MILAN, Dec 9 (Reuters) - Italian fashion brand Missoni does not plan a bourse listing in the near future, the chief executive of the company known for its bold stripes and zigzag patterns said in an interview published on Monday.
“I exclude it,” Italian newspaper Corriere Economia quoted Alberto Piantoni saying in response to the question whether family-owned Missoni would list on the stock exchange.
“We want to grow but with our own resources and at our own pace,” he said. “We want to make the company grow and grow well.”
Italy’s family-owned fashion brands have proved popular targets for foreign luxury conglomerates and several have completed successful initial public offerings (IPO).
France’s LVMH bought 80 percent of Italian luxury cashmere brand Loro Piana for 2 billion euros in July.

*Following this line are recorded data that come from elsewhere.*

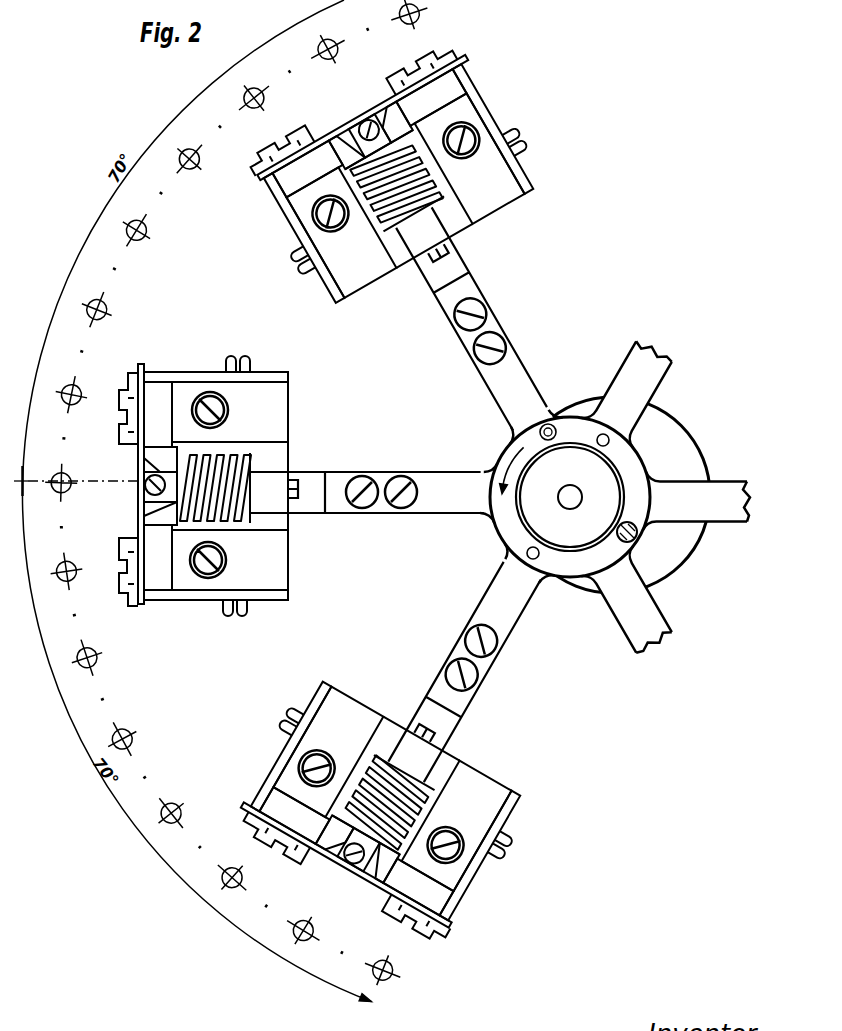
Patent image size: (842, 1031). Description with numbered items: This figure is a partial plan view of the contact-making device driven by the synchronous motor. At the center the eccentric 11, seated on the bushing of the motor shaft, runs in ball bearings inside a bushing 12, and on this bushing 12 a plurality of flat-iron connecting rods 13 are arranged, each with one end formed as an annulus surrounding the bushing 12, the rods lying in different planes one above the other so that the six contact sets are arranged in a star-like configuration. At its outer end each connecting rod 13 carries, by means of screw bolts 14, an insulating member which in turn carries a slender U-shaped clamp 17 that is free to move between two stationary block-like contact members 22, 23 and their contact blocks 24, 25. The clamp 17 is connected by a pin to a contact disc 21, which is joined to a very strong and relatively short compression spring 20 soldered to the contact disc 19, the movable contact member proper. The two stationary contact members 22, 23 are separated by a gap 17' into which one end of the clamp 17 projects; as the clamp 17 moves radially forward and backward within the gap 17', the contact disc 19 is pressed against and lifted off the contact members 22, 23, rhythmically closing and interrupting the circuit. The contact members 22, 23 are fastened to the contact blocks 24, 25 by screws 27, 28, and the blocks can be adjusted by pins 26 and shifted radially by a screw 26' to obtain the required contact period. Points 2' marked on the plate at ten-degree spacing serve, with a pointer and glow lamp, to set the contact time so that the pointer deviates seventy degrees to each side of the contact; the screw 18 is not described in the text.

The eccentric 11 is at (583, 499).
The bushing 12 is at (530, 519).
The connecting rod 13 is at (472, 503).
The screw bolts 14 is at (375, 500).
The U-shaped clamp 17 is at (367, 477).
The gap 17' is at (113, 484).
The pivot screw 18 is at (146, 484).
The contact disc 19 is at (178, 451).
The compression spring 20 is at (226, 460).
The contact disc 21 is at (251, 462).
The stationary contact member 22 is at (160, 392).
The stationary contact member 23 is at (157, 584).
The contact block 24 is at (281, 412).
The contact block 25 is at (278, 576).
The pins 26 is at (238, 486).
The adjusting screw 26' is at (203, 516).
The screw 27 is at (123, 412).
The screw 28 is at (124, 578).
The marked points 2' is at (256, 85).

Down jacket maker Moncler IPO-MON.MI closes order books this week for a share sale worth up to 785 million euros which is set to knock leather group Salvatore Ferragamo off the top spot for the biggest IPO in the European luxury goods sector in years.
Ottavio and Rosita Missoni started making tracksuits in a small workshop near Rosita’s home town of Gallarate in north-west Italy, before presenting their first knitwear collection in Milan in 1958.
The founders’ children and grandchildren took over managing the company in 1996, aiming to relaunch the brand and attract a larger, younger market. Ottavio died in May at the family home next to the company’s factory.
The fashion house should see sales growth this year of around 5 percent to 160 million euros ($219 million), including revenue from licence agreements, based on preliminary figures, Piantoni told Reuters in June.
He also said then that a stock market listing could be a long-term possibility.